Clearly, those companies for which the limit has been reached will be the first off the block to secure more forei­gn capital. The biggest beneficiary, for instance, could be companies such as Raheja QBE, which specialises in high-risk products. In the life sector, expect the number of firms to be halv­ed, with the likes of HDFC Life, SBI Life and ICICI Prudential lording it over a thin field. The forthcoming init­ial public offering of LIC could be the tr­igger for the shuffle in the pack (see box).

It will be a change Indian consumers at all levels will welcome. They have been the losers so far. The Fasal Bima Yojana agri-insurance scheme has flailed just as badly as new-age products such as climate insurance. States with weak finances do not want to run insurance cover for health or crops. They depend instead on models that do not draw out money from their budget. Domestic insurance companies are not eager to entice them and therefore grab the business.

Neither do the companies wish to lay out capital to secure risks of a pan­d­emic or for covering opportunities such as artificial intelligence. The lack of capital is the chief reason the Indian state-run companies are nowhere in these businesses.
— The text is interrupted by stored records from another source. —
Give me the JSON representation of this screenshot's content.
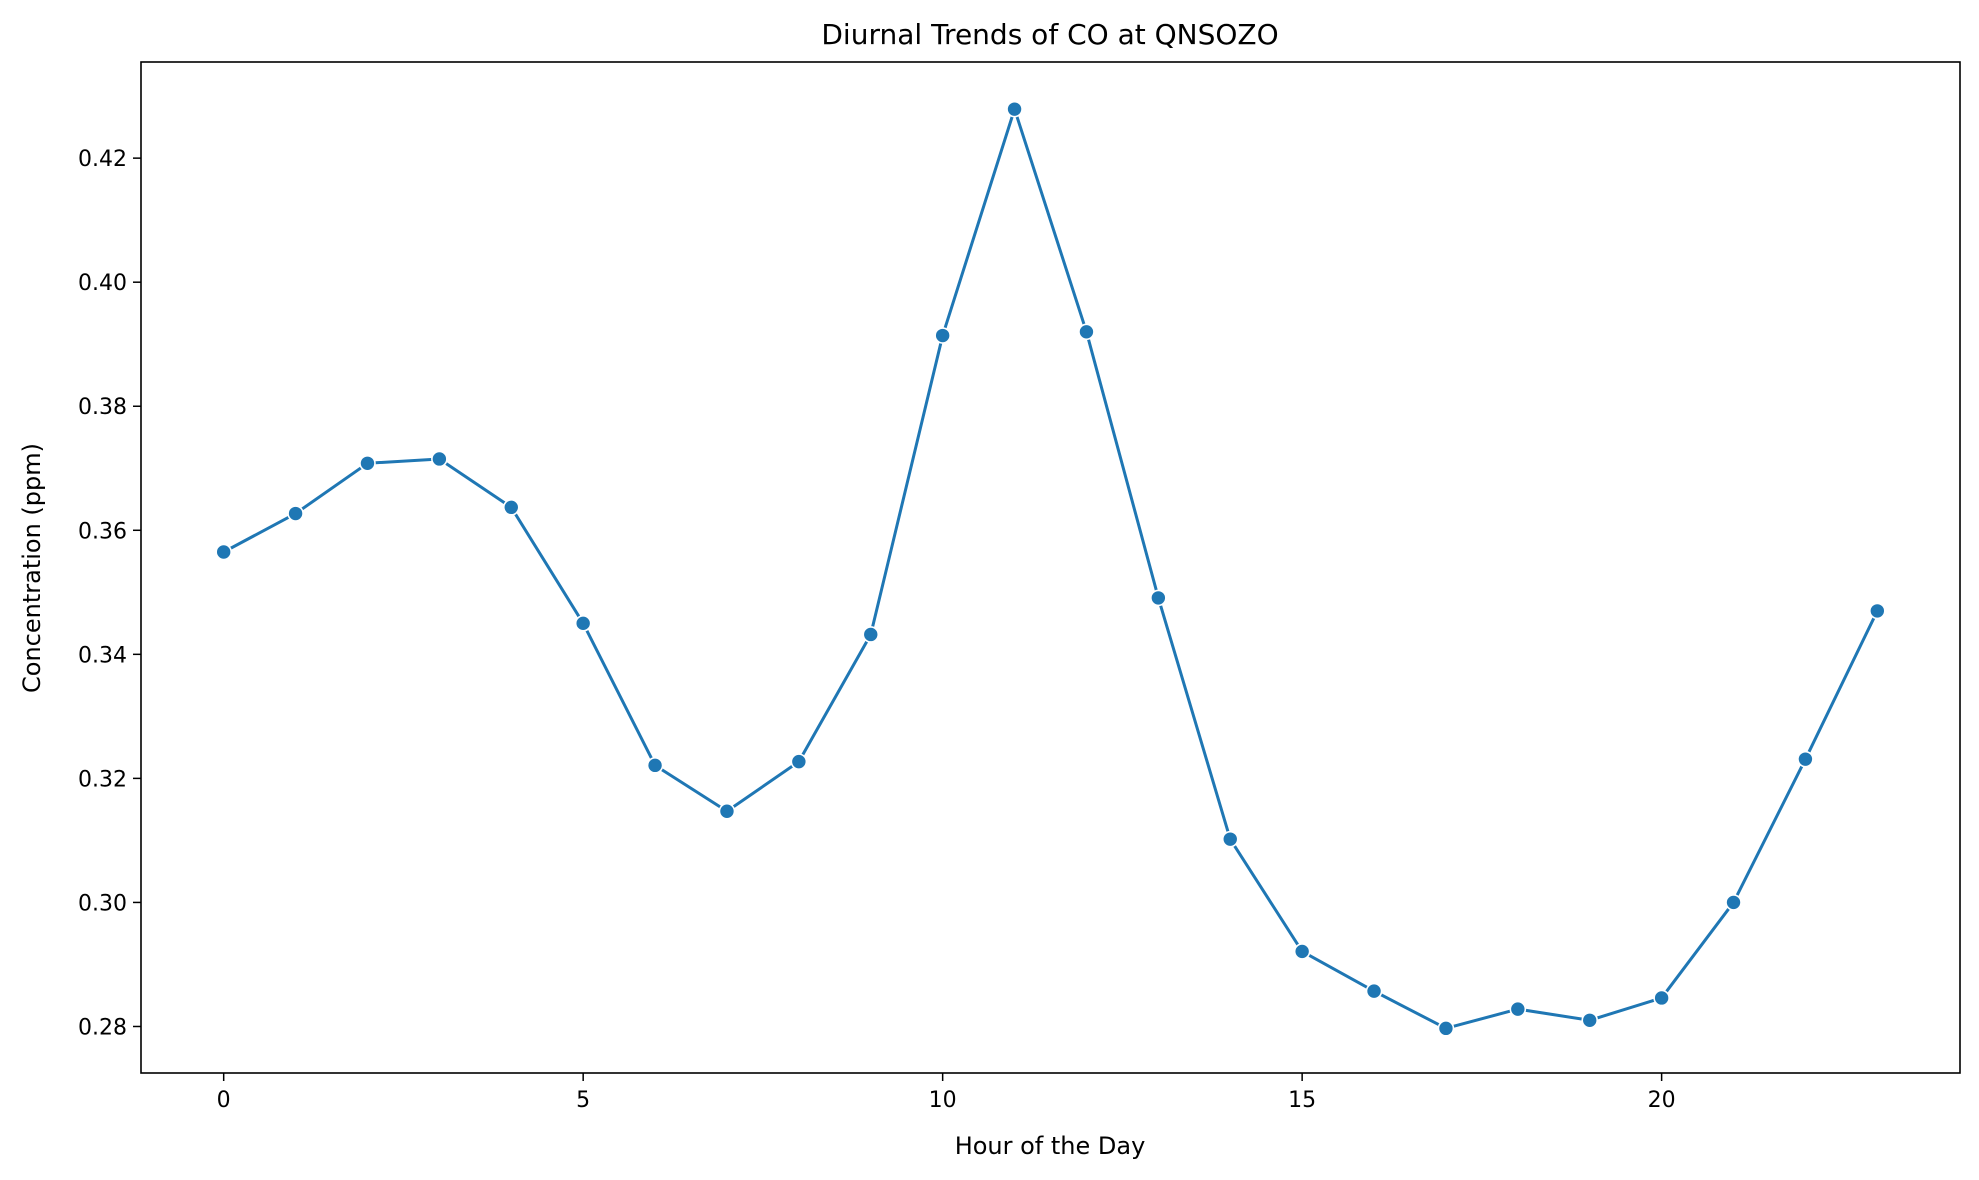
{
  "chart_data": {
    "type": "line",
    "title": "Diurnal Trends of CO at QNSOZO",
    "xlabel": "Hour of the Day",
    "ylabel": "Concentration (ppm)",
    "xlim": [
      -1.15,
      24.15
    ],
    "ylim": [
      0.2725,
      0.4355
    ],
    "xticks": [
      0,
      5,
      10,
      15,
      20
    ],
    "xtick_labels": [
      "0",
      "5",
      "10",
      "15",
      "20"
    ],
    "yticks": [
      0.28,
      0.3,
      0.32,
      0.34,
      0.36,
      0.38,
      0.4,
      0.42
    ],
    "ytick_labels": [
      "0.28",
      "0.30",
      "0.32",
      "0.34",
      "0.36",
      "0.38",
      "0.40",
      "0.42"
    ],
    "grid": false,
    "legend": "none",
    "colors": {
      "line": "#1f77b4",
      "marker_edge": "#ffffff",
      "axes": "#000000"
    },
    "series": [
      {
        "x": [
          0,
          1,
          2,
          3,
          4,
          5,
          6,
          7,
          8,
          9,
          10,
          11,
          12,
          13,
          14,
          15,
          16,
          17,
          18,
          19,
          20,
          21,
          22,
          23
        ],
        "values": [
          0.3565,
          0.3627,
          0.3708,
          0.3715,
          0.3637,
          0.345,
          0.3221,
          0.3147,
          0.3227,
          0.3432,
          0.3914,
          0.4279,
          0.392,
          0.3491,
          0.3102,
          0.2921,
          0.2857,
          0.2797,
          0.2828,
          0.281,
          0.2846,
          0.3,
          0.3231,
          0.347
        ]
      }
    ]
  }
}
Cyber insurance or specialised cover for company directors need a lot of capital to be offered sin­ce the payouts for a claim could be massive. It is one of the reasons Indian firms buy these covers mostly ab­road where the premium rates are lower.

An SBI Research note estimates the increase in FDI could draw in over Rs 5,000 crore of foreign investment in the sector in the next one to two years and a further Rs 15,000 crore in the next five years, generating “deeper product expertise and better underwriting skills”. There has been plenty of lobbying by the domestic leaders to stop competition from abroad in the past, but now the tables have turned.

The LIC juggernaut

Life Insurance Corporation’s upcoming IPO is a key reason the government is confident about touching its disinvestment target in FY22. The evaluation of the enterprise value of India’s largest life insurance company is almost complete, say those involved with the exercise. At the end of it the government finds that it cannot possibly offer a 10 per cent share in LIC to the market at one go. A March 2020 media report had valued LIC at over Rs 11 trillion. But this excluded LIC’s investments in unlisted equities and subsidiaries, joint ventures and associates, which have been valued at book value. Ascribing market value to them could raise LIC’s valuation far higher. The finance ministry has approval from the market regulator, Securities and Exchange Board of India, to make the offer lower than the minimum threshold of 10 per cent. Even then, the sum at close to Rs 1 trillion will be more than half the estimated disinvestment receipts for FY22.